Capítulo 25 - Finalmente!


Harry

Norah estava ali na minha frente, tão frágil e indefesa que nem se quer passava pela minha cabeça o que ela deveria está sentindo agora. Um soluço escapou de sua garganta e eu me preocupei ainda mais, pois mesmo que eu tenha essa louca vontade de ficar com ela, a considero uma grande amiga e vê - la dessa maneira me deixava cada vez mais triste.

– Norah? – Chamei por seu nome ao fechar a porta atrás de mim para chamar sua atenção e caminhei até a sua cama onde ela estava deitada e ainda usava a mesma roupa de mais cedo.

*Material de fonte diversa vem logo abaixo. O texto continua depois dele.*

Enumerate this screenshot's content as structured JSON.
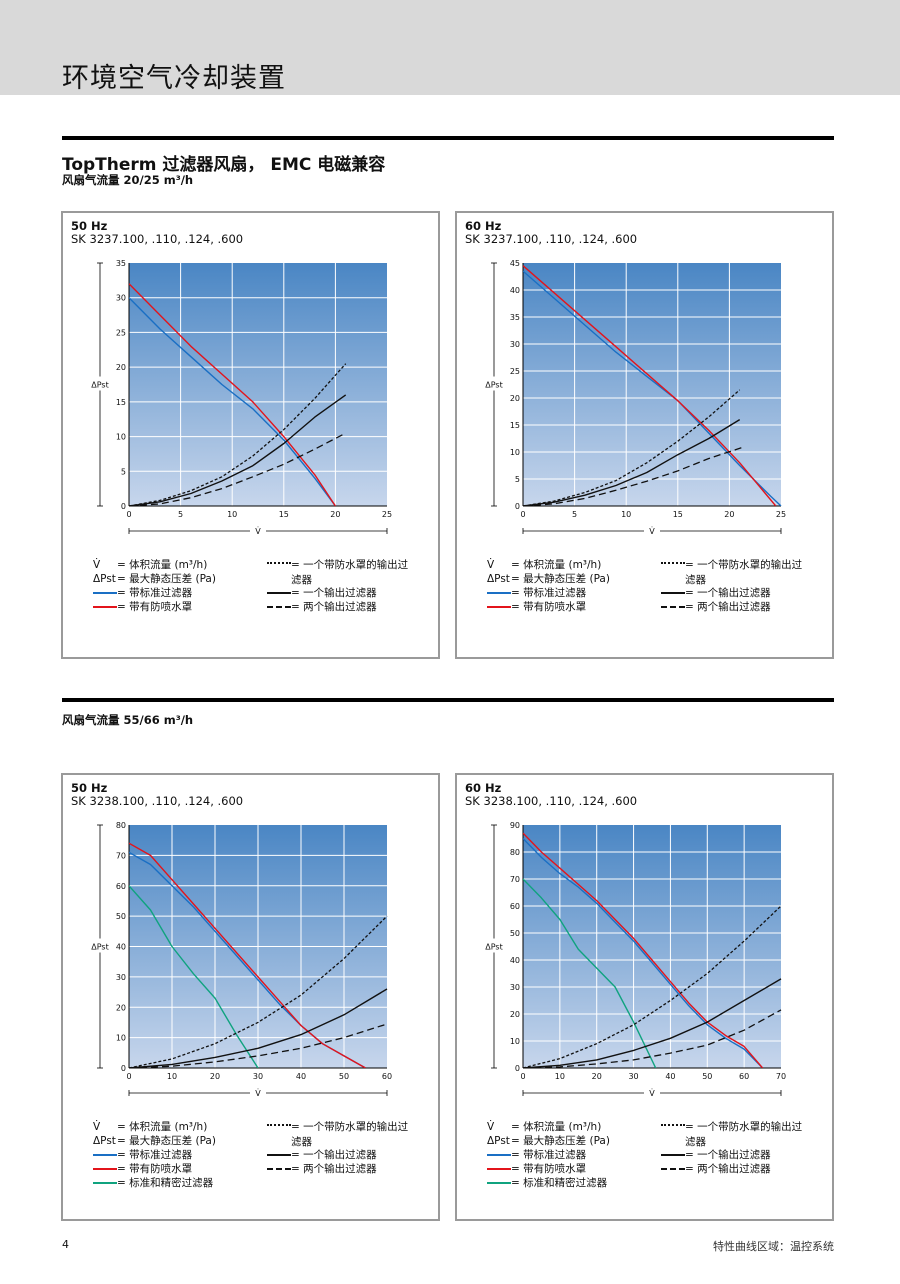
{
  "page": {
    "title": "环境空气冷却装置",
    "section_title": "TopTherm 过滤器风扇， EMC 电磁兼容",
    "subtitle1": "风扇气流量 20/25 m³/h",
    "subtitle2": "风扇气流量 55/66 m³/h",
    "footer_page": "4",
    "footer_text": "特性曲线区域：温控系统"
  },
  "legend": {
    "v_symbol": "V̇",
    "v_text": "= 体积流量 (m³/h)",
    "dp_symbol": "ΔPst",
    "dp_text": "= 最大静态压差 (Pa)",
    "blue": "= 带标准过滤器",
    "red": "= 带有防喷水罩",
    "green": "= 标准和精密过滤器",
    "dotted": "= 一个带防水罩的输出过滤器",
    "solid": "= 一个输出过滤器",
    "dashed": "= 两个输出过滤器"
  },
  "colors": {
    "blue": "#1a6fc4",
    "red": "#e3141b",
    "green": "#10a37f",
    "black": "#111111",
    "bg_top": "#4a86c4",
    "bg_bottom": "#c7d6ec"
  },
  "chart_data": [
    {
      "type": "line",
      "hz": "50 Hz",
      "model": "SK 3237.100, .110, .124, .600",
      "xlabel": "V̇",
      "ylabel": "ΔPst",
      "xlim": [
        0,
        25
      ],
      "ylim": [
        0,
        35
      ],
      "xticks": [
        0,
        5,
        10,
        15,
        20,
        25
      ],
      "yticks": [
        0,
        5,
        10,
        15,
        20,
        25,
        30,
        35
      ],
      "series": [
        {
          "style": "blue",
          "x": [
            0,
            3,
            6,
            9,
            12,
            15,
            18,
            20
          ],
          "y": [
            30,
            25.5,
            21.5,
            17.5,
            14,
            9.5,
            4,
            0
          ]
        },
        {
          "style": "red",
          "x": [
            0,
            3,
            6,
            9,
            12,
            15,
            18,
            20
          ],
          "y": [
            32,
            27.5,
            23,
            19,
            15,
            10,
            4.5,
            0
          ]
        },
        {
          "style": "dotted",
          "x": [
            0,
            3,
            6,
            9,
            12,
            15,
            18,
            21
          ],
          "y": [
            0,
            0.8,
            2.2,
            4.2,
            7.2,
            11,
            15.5,
            20.5
          ]
        },
        {
          "style": "solid",
          "x": [
            0,
            3,
            6,
            9,
            12,
            15,
            18,
            21
          ],
          "y": [
            0,
            0.6,
            1.8,
            3.6,
            5.8,
            9,
            12.8,
            16
          ]
        },
        {
          "style": "dashed",
          "x": [
            0,
            3,
            6,
            9,
            12,
            15,
            18,
            21
          ],
          "y": [
            0,
            0.3,
            1.2,
            2.5,
            4.2,
            6,
            8.2,
            10.5
          ]
        }
      ]
    },
    {
      "type": "line",
      "hz": "60 Hz",
      "model": "SK 3237.100, .110, .124, .600",
      "xlabel": "V̇",
      "ylabel": "ΔPst",
      "xlim": [
        0,
        25
      ],
      "ylim": [
        0,
        45
      ],
      "xticks": [
        0,
        5,
        10,
        15,
        20,
        25
      ],
      "yticks": [
        0,
        5,
        10,
        15,
        20,
        25,
        30,
        35,
        40,
        45
      ],
      "series": [
        {
          "style": "blue",
          "x": [
            0,
            3,
            6,
            9,
            12,
            15,
            18,
            21,
            24,
            25
          ],
          "y": [
            43.5,
            38.5,
            33.5,
            28.5,
            24,
            19.5,
            13.5,
            7.5,
            1.8,
            0
          ]
        },
        {
          "style": "red",
          "x": [
            0,
            3,
            6,
            9,
            12,
            15,
            18,
            21,
            24.5
          ],
          "y": [
            44.5,
            39.5,
            34.5,
            29.5,
            24.5,
            19.5,
            14,
            8,
            0
          ]
        },
        {
          "style": "dotted",
          "x": [
            0,
            3,
            6,
            9,
            12,
            15,
            18,
            21
          ],
          "y": [
            0,
            0.9,
            2.5,
            4.7,
            8,
            12,
            16.5,
            21.5
          ]
        },
        {
          "style": "solid",
          "x": [
            0,
            3,
            6,
            9,
            12,
            15,
            18,
            21
          ],
          "y": [
            0,
            0.7,
            2,
            3.8,
            6.2,
            9.5,
            12.5,
            16
          ]
        },
        {
          "style": "dashed",
          "x": [
            0,
            3,
            6,
            9,
            12,
            15,
            18,
            21.5
          ],
          "y": [
            0,
            0.4,
            1.4,
            2.9,
            4.6,
            6.5,
            8.8,
            11
          ]
        }
      ]
    },
    {
      "type": "line",
      "hz": "50 Hz",
      "model": "SK 3238.100, .110, .124, .600",
      "xlabel": "V̇",
      "ylabel": "ΔPst",
      "xlim": [
        0,
        60
      ],
      "ylim": [
        0,
        80
      ],
      "xticks": [
        0,
        10,
        20,
        30,
        40,
        50,
        60
      ],
      "yticks": [
        0,
        10,
        20,
        30,
        40,
        50,
        60,
        70,
        80
      ],
      "series": [
        {
          "style": "blue",
          "x": [
            0,
            5,
            10,
            15,
            20,
            25,
            30,
            35,
            40,
            45,
            50,
            55
          ],
          "y": [
            71,
            67,
            60,
            53,
            45,
            37,
            29,
            21,
            14,
            8,
            4,
            0
          ]
        },
        {
          "style": "red",
          "x": [
            0,
            5,
            10,
            15,
            20,
            25,
            30,
            35,
            40,
            45,
            50,
            55
          ],
          "y": [
            74,
            70,
            62,
            54,
            46,
            38,
            30,
            22,
            14,
            8,
            4,
            0
          ]
        },
        {
          "style": "green",
          "x": [
            0,
            5,
            10,
            15,
            20,
            25,
            30
          ],
          "y": [
            60,
            52,
            40,
            31,
            23,
            11,
            0
          ]
        },
        {
          "style": "dotted",
          "x": [
            0,
            10,
            20,
            30,
            40,
            50,
            60
          ],
          "y": [
            0,
            3,
            8,
            15,
            24,
            36,
            50
          ]
        },
        {
          "style": "solid",
          "x": [
            0,
            10,
            20,
            30,
            40,
            50,
            60
          ],
          "y": [
            0,
            1.2,
            3.5,
            6.5,
            11,
            17.5,
            26
          ]
        },
        {
          "style": "dashed",
          "x": [
            0,
            10,
            20,
            30,
            40,
            50,
            60
          ],
          "y": [
            0,
            0.6,
            2,
            4,
            6.5,
            10,
            14.5
          ]
        }
      ]
    },
    {
      "type": "line",
      "hz": "60 Hz",
      "model": "SK 3238.100, .110, .124, .600",
      "xlabel": "V̇",
      "ylabel": "ΔPst",
      "xlim": [
        0,
        70
      ],
      "ylim": [
        0,
        90
      ],
      "xticks": [
        0,
        10,
        20,
        30,
        40,
        50,
        60,
        70
      ],
      "yticks": [
        0,
        10,
        20,
        30,
        40,
        50,
        60,
        70,
        80,
        90
      ],
      "series": [
        {
          "style": "blue",
          "x": [
            0,
            5,
            10,
            15,
            20,
            25,
            30,
            35,
            40,
            45,
            50,
            55,
            60,
            65
          ],
          "y": [
            85,
            78,
            72,
            67,
            61,
            54,
            47,
            39,
            31,
            23,
            16,
            11,
            7,
            0
          ]
        },
        {
          "style": "red",
          "x": [
            0,
            5,
            10,
            15,
            20,
            25,
            30,
            35,
            40,
            45,
            50,
            55,
            60,
            65
          ],
          "y": [
            87,
            80,
            74,
            68,
            62,
            55,
            48,
            40,
            32,
            24,
            17,
            12,
            8,
            0
          ]
        },
        {
          "style": "green",
          "x": [
            0,
            5,
            10,
            15,
            20,
            25,
            30,
            36
          ],
          "y": [
            70,
            63,
            55,
            44,
            37,
            30,
            17,
            0
          ]
        },
        {
          "style": "dotted",
          "x": [
            0,
            10,
            20,
            30,
            40,
            50,
            60,
            70
          ],
          "y": [
            0,
            3.5,
            9,
            16,
            25,
            35,
            47,
            60
          ]
        },
        {
          "style": "solid",
          "x": [
            0,
            10,
            20,
            30,
            40,
            50,
            60,
            70
          ],
          "y": [
            0,
            1,
            3,
            6.5,
            11,
            17,
            25,
            33
          ]
        },
        {
          "style": "dashed",
          "x": [
            0,
            10,
            20,
            30,
            40,
            50,
            60,
            70
          ],
          "y": [
            0,
            0.4,
            1.5,
            3,
            5.5,
            8.5,
            14,
            21.5
          ]
        }
      ]
    }
  ]
}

– Oi– Seu tom saiu baixo e me sentei ao seu lado na cama. Como ela estava deitada lateralmente em minha direção, apenas levantou a cabeça e encarou o meu rosto.

– Está melhor? – Perguntei. 

– Você acha que eu estou bem? – Sua voz saiu trêmula e me senti um idiota por fazer a pergunta – Não consigo acreditar que tudo isso aconteceu, por que tinha que ser comigo? Por que Harry?

– Norah, eu na...

– E o pior de tudo é saber que ele...ele gostava...Ah meu Deus! Não consigo falar isso! Como eu pude beijá-lo?Como? – Ela dizia com tanta raiva, rancor e vê - la sofrendo me deixava sem reação.

– Ei, calma! – Disse ao segurar o seu rosto com minhas mãos – Já passou! Você já se livrou daquele filho da puta e eu te garanto que aquele imbecil não vai voltar a falar e nem tocar em você, eu te prometo isso!

– Sabe –Ela sorriu tímida, lambendo os lábios em seguida – O Liam disse a mesma coisa– Ela sorriu mais uma vez ao acabar de falar e fiz o mesmo pensando que Liam cuidaria melhor dela do que eu. Quando afastei as mãos de seu rosto, ela as segurou colocando em sua cintura lentamente, enquanto eu acompanhava o seu gesto um pouco confuso. Voltei a encarar o seu rosto e percebi que estávamos próximos demais e automaticamente olhei para a sua boca – Me ajude a tirar essa angústia Harry – E naquele instante eu entendi o que ela queria, então, não esperei nenhum segundo a mais e colei minha boca na sua em um beijo nada calmo. Nossas línguas tocavam-se ferozmente e suas mãos estavam fixas em meus braços, enquanto eu permanecia ali, de olhos abertos observando as suas pálpebras fechadas e me sentindo estranho. Não demorou para que nos afastassemos e eu permaneci do mesmo jeito, a observando, só que agora com os seus olhos fixos nos meus – Você sentiu a mesma coisa que eu? –Ela perguntou ofegante.

Hannie

O que eu mais temia acabou acontecendo, o que eu mais temia agora estava me destruindo por dentro. Ouvir sua confissão foi como levar um soco no estômago, ou pior, no corpo inteiro.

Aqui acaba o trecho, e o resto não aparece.